"Qu Yuan adalah seorang menteri yang jujur dan setia," tutur Udaya. Ia bercerita, bahwa pejabat-pejabat Chu pada masa itu merupakan orang-orang yang lalim. Mereka suka bermabuk dan tidak segan untuk memfitnah.
Namun, mereka sangat cerdik dalam mempengaruhi raja. Bahkan hingga pada suatu hari, para pejabat lalim itu berhasil menghasut raja untuk mengusir Qu Yuan dari istana.
Qu Yuan amat bersedih. Ia kecewa karena sang raja tidak menghargai kesetiaannya, dan lebih suka mendengar fitnah dan kebencian. Dalam pengasingannya, ia menulis banyak puisi dan berkelana ke desa-desa. Para warga pada saat itu sudah mengenal Qu Yuan sebagai sosok yang jujur, dan mereka turut iba dengan pengasingannya.

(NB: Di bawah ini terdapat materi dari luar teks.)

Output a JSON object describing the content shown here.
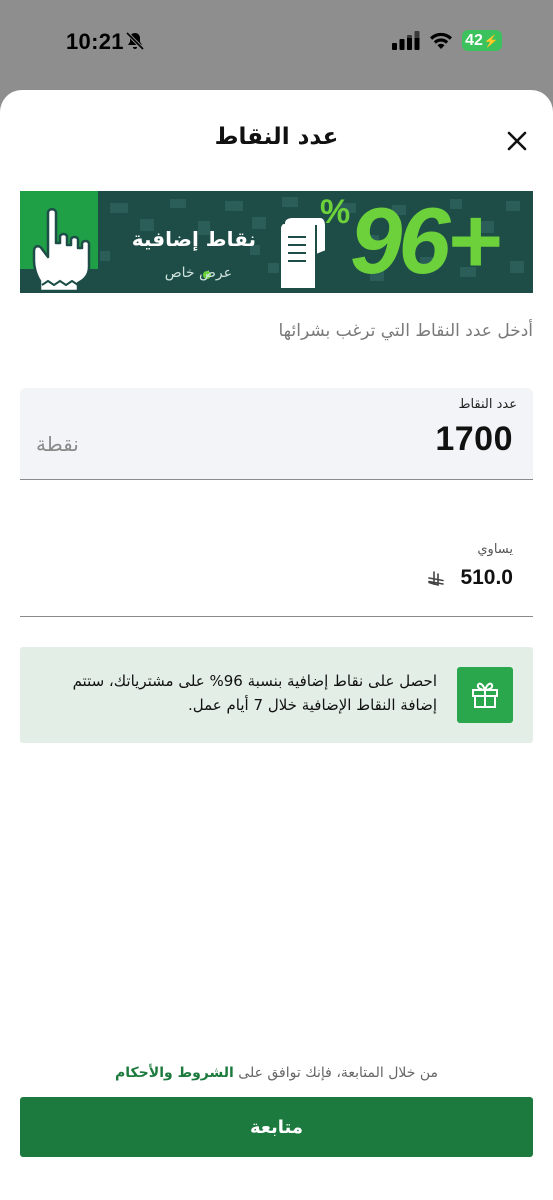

Kesedihan Qu Yuan semakin merana dari hari ke hari. Hingga pada suatu ketika, Qu Yuan merengkuh sebongkah batu besar, dan menceburkan dirinya ke Sungai Miluo.
Para nelayan pun panik. Mereka mencari-cari tubuh Qu Yuan yang seketika hilang di kedalaman air. "Mereka tidak percaya bahwa seorang menteri yang begitu gagah dan bijaksana telah bunuh diri," ujar Udaya.
Baca Juga: Kisah Teladan Para Tokoh yang Menginspirasi di Balik Festival Peh Cun
Hari demi hari berganti, dan para nelayan masih menyisir sungai untuk mencari Qu Yuan. "Mereka mencari dengan menaiki perahu naga karena kepercayaan adat bahwa sang naga bisa membantu pencariannya," jelas Udaya, "mereka juga melempar bakcang ke sungai agar tubuh Qu Yuan tidak dimakan binatang buas."
Dari legenda itulah tradisi Peh Cun bermula. Menurut cerita, hari di saat Qu Yuan melakukan bunuh diri jatuh pada tanggal lima bulan lima kalender Imlek. "Jadi, hari itulah yang kita kenang sebagai hari kejujuran dan kesetiaan," ungkap Udaya.
Selain mengupas sejarah Peh Chun, Udaya juga menjelaskan mengenai filosofi bakcang yang dimakan di setiap hari raya ini. "Filosofi Bakcang berdasar pada bentuknya yang menyerupai piramida," jelasnya.